KBO Model Day 1

Yesterday was opening day for the KBO, the Korean baseball major league. While I missed it, as in, I didn’t follow it, I was excited for the first semblance of live sports returning.

To celebrate, and atone for missing opening day, I’ve decided to make a model similar to my 2019 MLB model, only applying what I have learned since.
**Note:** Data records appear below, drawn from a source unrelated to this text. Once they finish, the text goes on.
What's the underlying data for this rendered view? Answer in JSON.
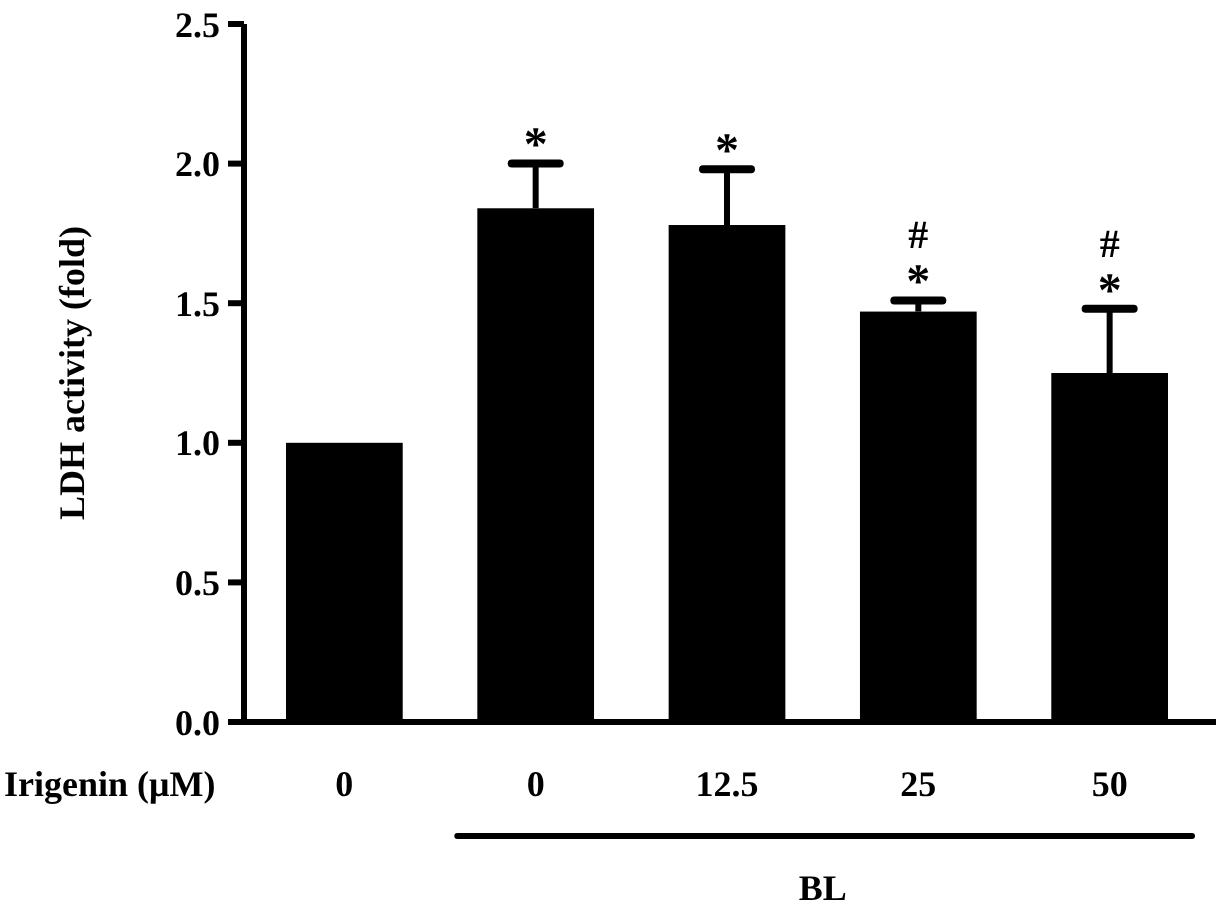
{
  "chart_data": {
    "type": "bar",
    "xlabel": "Irigenin (μM)",
    "ylabel": "LDH activity (fold)",
    "categories": [
      "0",
      "0",
      "12.5",
      "25",
      "50"
    ],
    "values": [
      1.0,
      1.84,
      1.78,
      1.47,
      1.25
    ],
    "errors": [
      null,
      [
        1.84,
        2.0
      ],
      [
        1.78,
        1.98
      ],
      [
        1.47,
        1.51
      ],
      [
        1.25,
        1.48
      ]
    ],
    "color": "#000000",
    "ylim": [
      0,
      2.5
    ],
    "yticks": [
      {
        "value": 0,
        "label": "0.0"
      },
      {
        "value": 0.5,
        "label": "0.5"
      },
      {
        "value": 1,
        "label": "1.0"
      },
      {
        "value": 1.5,
        "label": "1.5"
      },
      {
        "value": 2,
        "label": "2.0"
      },
      {
        "value": 2.5,
        "label": "2.5"
      }
    ],
    "grid": false,
    "annotations": [
      "*",
      {
        "text": "*",
        "x": "12.5",
        "y": 1.98
      },
      {
        "text": "*",
        "x": "25",
        "y": 1.51
      },
      {
        "text": "#",
        "x": "25",
        "y": 1.51
      },
      {
        "text": "*",
        "x": "50",
        "y": 1.48
      },
      {
        "text": "#",
        "x": "50",
        "y": 1.48
      },
      "BL"
    ]
  }
}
There is a ton more I can and should write about last year’s MLB model, but here’s the gist:

  • I based the work on Joe Peta’s Trading Bases
  • As a baseline, I used full season win projections.
  • For each match up, I’d use the announced starting pitchers and lineups to adjust the baseline winning percentages. For example, if a team was expected to win 82 games (.500 recored or 50% of their games), but was starting their ace, whose WAR was significantly higher than the rest of the staff, the team might be expected to win 98 games (.605 or 60% of their games). These adjustments were also applied to every position player as well.
  • Historically, home teams in the MLB have won 54% of their games. This has been an extremely stable fact for over 100 years. This equates to an 8% home field advantage (54% - 46% = 8%). So I’d add 8% win percentage to the home team.
  • To calculate the final win expectance for both teams, I’d divide their final expected win percentage by the sum of their two percentages.
  • I’d compare those percentages to the implied probability from the betting market moneylines. Where my win expectancy for a team exceeded the market’s implied odds, I’d bet on that team. The higher the discrepancy, the larger the wager.

I started all this work before spring training, and tested the model and automations through out it so that I was ready for opening day.

For the KBO, I was already a day late. So I started as simply as I could for today’s slate.

KBOMitchster, Day 1

Not only am I late to the party, I’m data poor. There is a lot of really rich, interesting MLB data thanks to Sabermetric sites like Baseball Prospectus and Fangraphs. I’m still trying to wrap my head around what data is available for the KBO. A lot of resources are, unsurprisingly, in Korean. Which I don’t read.

Luckily, Fangraphs published a ZiPS-based projected standings including total win projections. So the first cut of the model starts with that as a wins baseline. As of now, I don’t have granular WAR or similar player values, so I’m having to roll with just the baseline wins for now.

For home field advantage, some quick googling did not uncover a similar home field advantage published for the KBO, so I rolled with the 8% MLB number. For today’s games (which happen at 5:30am ET), the simplified model spit out picks on all 5 games, all 5 were heavy dogs, 3 home and 2 away, with “edges” of 3-10%.

The results: 1-4. Not great. Small sample size and all, but pausing until I can refine a bit. I’ve found a scraper for historical KBO results, so I’m going to try to tackle seeing what the real home field advantage in KBO is. Perhaps I’m over estimating the impact of home field in KBO—especially given that all the stadiums are empty right now.